Wallace Reid. It’s unfortunate he had that drug problem. He’s quite enjoyable in the movies I’ve seen him in despite his addiction.
This is a Beautebox Canoco tin. They were sold with candy or cosmetics inside.

Jackie Coogan. He co-starred with Chaplin in The Kid and he played Uncle Fester Frump on The Addams Family TV show.

I’ve had this glass slide for years but was never able to get a good image for this site. Finally, I got one.

I know practically nothing about this silent film actor but I really like this photograph. He looks so confident. Addendum: I found out that he was born in Dublin, Ireland. His films were released by Pathe and his first big success was in Peggy (1916) opposite Billie Burke.

It’s Buster Keaton. My brother recently sent me a copy of Steamboat Bill, Jr. to watch. I had never seen the film. It was very amusing. I especially liked the hat sequence near the beginning of the movie and the wind (tornado?) sequence near the end of the movie.

They’re playing cards from the 1920s. On the card’s reverse is a scene from Ben-Hur. Two big stars here. Antonio Moreno is the guy studios went to when Rudolph Valentino and Ramon Navarro weren’t available. Thomas Meighan starred in a series of provocatively titled movies including: Woman-Proof (1923), The Bachelor Daddy (1922), White and Unmarried (1921) and The Probation Wife (1919).

Bryant Washburn was in some pretty forgettable movies but they have great titles: The Mail Order Wife (1912), A Splendid Dishonor (1914), Mongrel and Master (1914), Trinkets of Tragedy (1914), and The Meanest Man in the World (1923). Mabel Normand was big in comedy, was involved with Producer Mack Sennet and had one of those drug problems that so many stars seem to have. She died from TB (!?) in 1930.

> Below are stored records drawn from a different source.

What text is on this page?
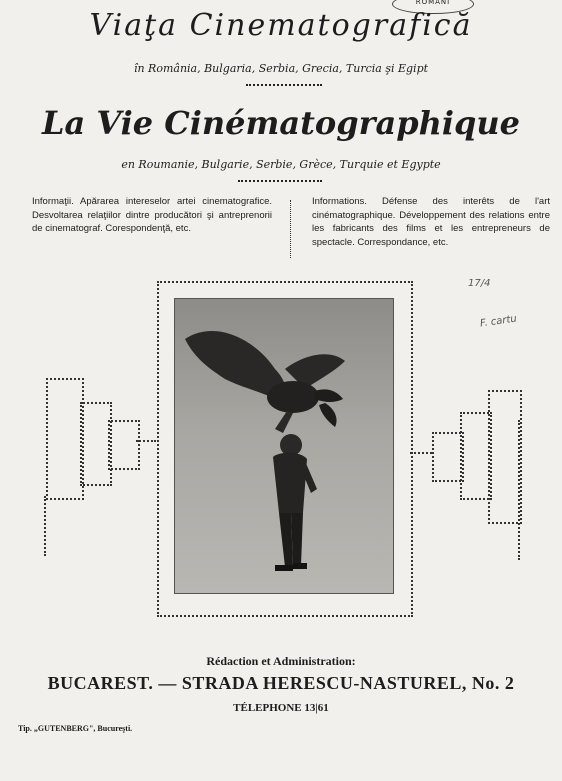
ROMANI
Viaţa Cinematografică
în România, Bulgaria, Serbia, Grecia, Turcia şi Egipt
La Vie Cinématographique
en Roumanie, Bulgarie, Serbie, Grèce, Turquie et Egypte
Informaţii. Apărarea intereselor artei cinematografice. Desvoltarea relaţiilor dintre producători şi antreprenorii de cinematograf. Corespondenţă, etc.
Informations. Défense des interêts de l'art cinématographique. Développement des relations entre les fabricants des films et les entrepreneurs de spectacle. Correspondance, etc.
17/4
F. cartu
Rédaction et Administration:
BUCAREST. — STRADA HERESCU-NASTUREL, No. 2
TÉLEPHONE 13|61
Tip. „GUTENBERG", Bucureşti.
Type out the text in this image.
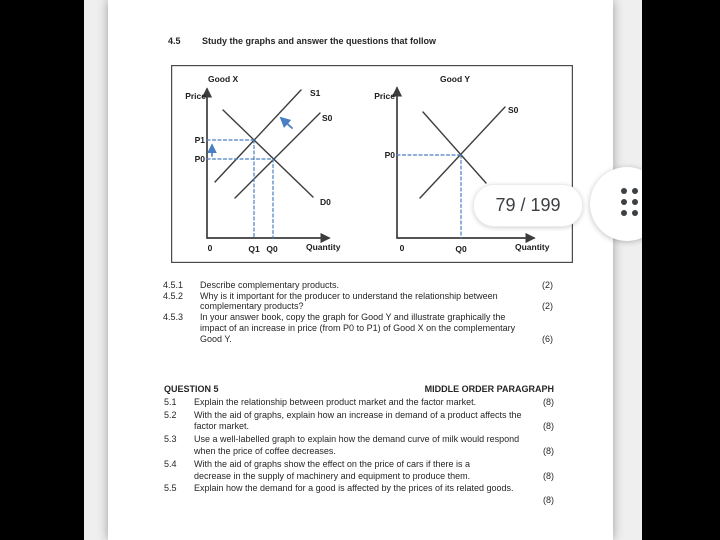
4.5 Study the graphs and answer the questions that follow
Good X
Price	S1
S0
D0
P1
P0
0	Q1 Q0	Quantity
Good Y
Price
S0
P0
0	Q0	Quantity
4.5.1 Describe complementary products.	(2)
4.5.2 Why is it important for the producer to understand the relationship between
complementary products?	(2)
4.5.3 In your answer book, copy the graph for Good Y and illustrate graphically the
impact of an increase in price (from P0 to P1) of Good X on the complementary
Good Y.	(6)
QUESTION 5	MIDDLE ORDER PARAGRAPH
5.1 Explain the relationship between product market and the factor market.	(8)
5.2 With the aid of graphs, explain how an increase in demand of a product affects the
factor market.	(8)
5.3 Use a well-labelled graph to explain how the demand curve of milk would respond
when the price of coffee decreases.	(8)
5.4 With the aid of graphs show the effect on the price of cars if there is a
decrease in the supply of machinery and equipment to produce them.	(8)
5.5 Explain how the demand for a good is affected by the prices of its related goods.
(8)
79 / 199
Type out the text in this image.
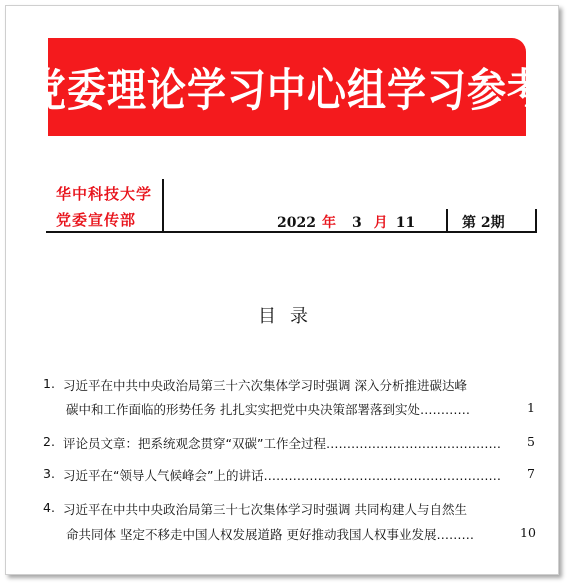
党委理论学习中心组学习参考
华中科技大学
党委宣传部	2022 年 3 月 11	第 2期
目录
1. 习近平在中共中央政治局第三十六次集体学习时强调 深入分析推进碳达峰
碳中和工作面临的形势任务 扎扎实实把党中央决策部署落到实处…………	1
2. 评论员文章：把系统观念贯穿“双碳”工作全过程…………………………………… 5
3. 习近平在“领导人气候峰会”上的讲话………………………………………………… 7
4. 习近平在中共中央政治局第三十七次集体学习时强调 共同构建人与自然生
命共同体 坚定不移走中国人权发展道路 更好推动我国人权事业发展………	10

I don’t know much about King Baggot but I like his name. Francis X. Bushman was in the original Ben-Hur with Ramon Navarro.

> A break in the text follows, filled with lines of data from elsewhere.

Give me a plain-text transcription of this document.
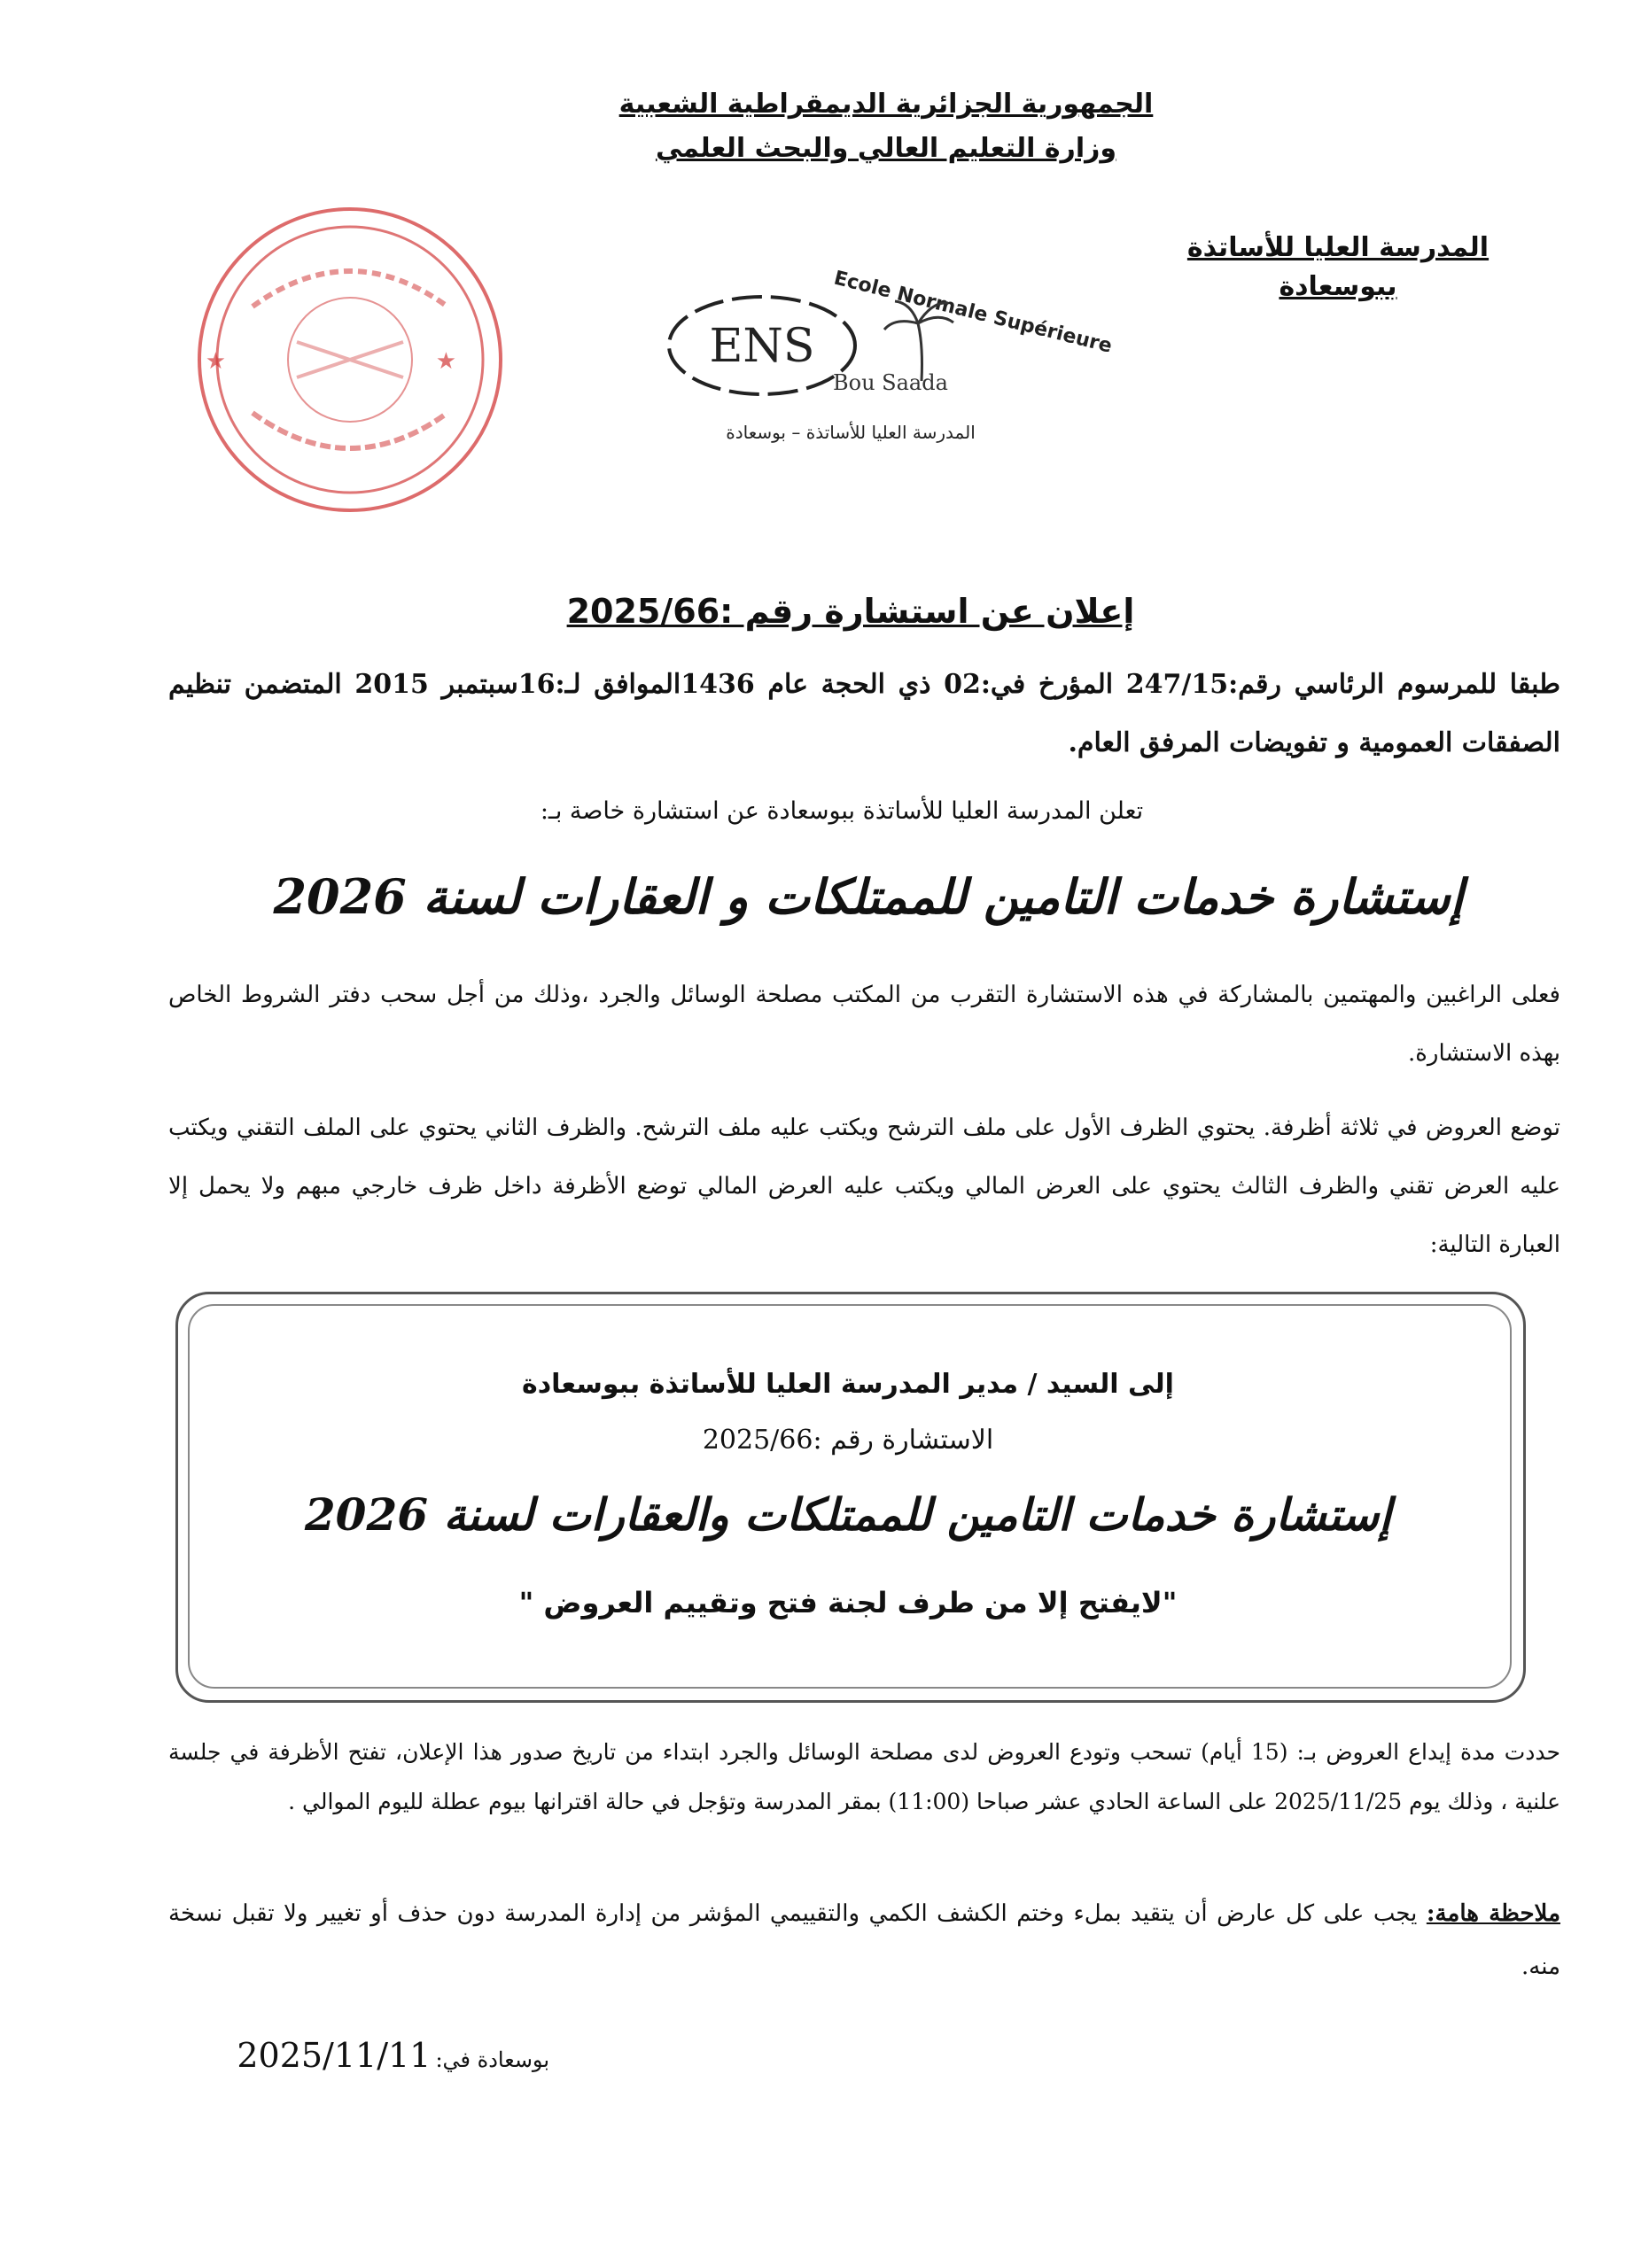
الجمهورية الجزائرية الديمقراطية الشعبية
وزارة التعليم العالي والبحث العلمي
المدرسة العليا للأساتذة
ببوسعادة
★	★	ENS Ecole Normale Supérieure
Bou Saada
المدرسة العليا للأساتذة – بوسعادة
إعلان عن استشارة رقم :2025/66
طبقا للمرسوم الرئاسي رقم:247/15 المؤرخ في:02 ذي الحجة عام 1436الموافق لـ:16سبتمبر 2015 المتضمن تنظيم الصفقات العمومية و تفويضات المرفق العام.
تعلن المدرسة العليا للأساتذة ببوسعادة عن استشارة خاصة بـ:
إستشارة خدمات التامين للممتلكات و العقارات لسنة 2026
فعلى الراغبين والمهتمين بالمشاركة في هذه الاستشارة التقرب من المكتب مصلحة الوسائل والجرد ،وذلك من أجل سحب دفتر الشروط الخاص بهذه الاستشارة.
توضع العروض في ثلاثة أظرفة. يحتوي الظرف الأول على ملف الترشح ويكتب عليه ملف الترشح. والظرف الثاني يحتوي على الملف التقني ويكتب عليه العرض تقني والظرف الثالث يحتوي على العرض المالي ويكتب عليه العرض المالي توضع الأظرفة داخل ظرف خارجي مبهم ولا يحمل إلا العبارة التالية:
إلى السيد / مدير المدرسة العليا للأساتذة ببوسعادة
الاستشارة رقم :2025/66
إستشارة خدمات التامين للممتلكات والعقارات لسنة 2026
"لايفتح إلا من طرف لجنة فتح وتقييم العروض "
حددت مدة إيداع العروض بـ: (15 أيام) تسحب وتودع العروض لدى مصلحة الوسائل والجرد ابتداء من تاريخ صدور هذا الإعلان، تفتح الأظرفة في جلسة علنية ، وذلك يوم 2025/11/25 على الساعة الحادي عشر صباحا (11:00) بمقر المدرسة وتؤجل في حالة اقترانها بيوم عطلة لليوم الموالي .
ملاحظة هامة: يجب على كل عارض أن يتقيد بملء وختم الكشف الكمي والتقييمي المؤشر من إدارة المدرسة دون حذف أو تغيير ولا تقبل نسخة منه.
بوسعادة في: 2025/11/11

I know nothing about Jack Kerrigan. I like this shot of William S. Hart because he looks so stylized. That handkerchief around his neck is perfectly tied.

If I remember correctly Wallace Reid died from complications during “withdrawal.” George Walsh posed for some “art photographs” when he was younger. G.M. Anderson was another cowboy movie star who went by the name Broncho Billy Anderson.

I like the cigarette up near the top. Wally was a smoker. There’s a famous photo of him smoking in Hollywood Babylon.

Over the weekend I was in Hollywood and stopped off to see Rudy and Doug. Rudy opted for one of those crypt in the walls things. It’s very nice. I can see myself in one of them.

I bought this postcard online recently. Maciste would be similar to Hercules. Maciste was in Cabiria (1914) and many other Maciste movies through the teens and into the 1920s.

Doug from the side. I don’t know if this is the best likeness of Doug. Doug is much handsomer than this statue but the statue certainly invokes his spirit.

I found this handbill for a Doug movie over the weekend. They’re normally folded but this one hadn’t even been folded.

Last Friday I went to DeLongpre Park in Hollywood. It’s 2 blocks south of Sunset and 3 blocks east of Highland. There are 2 Rudolph Valentino statues there. This guy looks like a rocket.

I found this plate a couple of weeks ago in Ontario at a place called Trash & Treasure on San Antonio Street. Bryant Washburn was a star in the teens and into the early twenties and certainly had many movies tailored for him. The back of the plate says Star Players Photo Company, Chicago. [note: that white streak is the reflection of the scanner’s bulb on the plate.]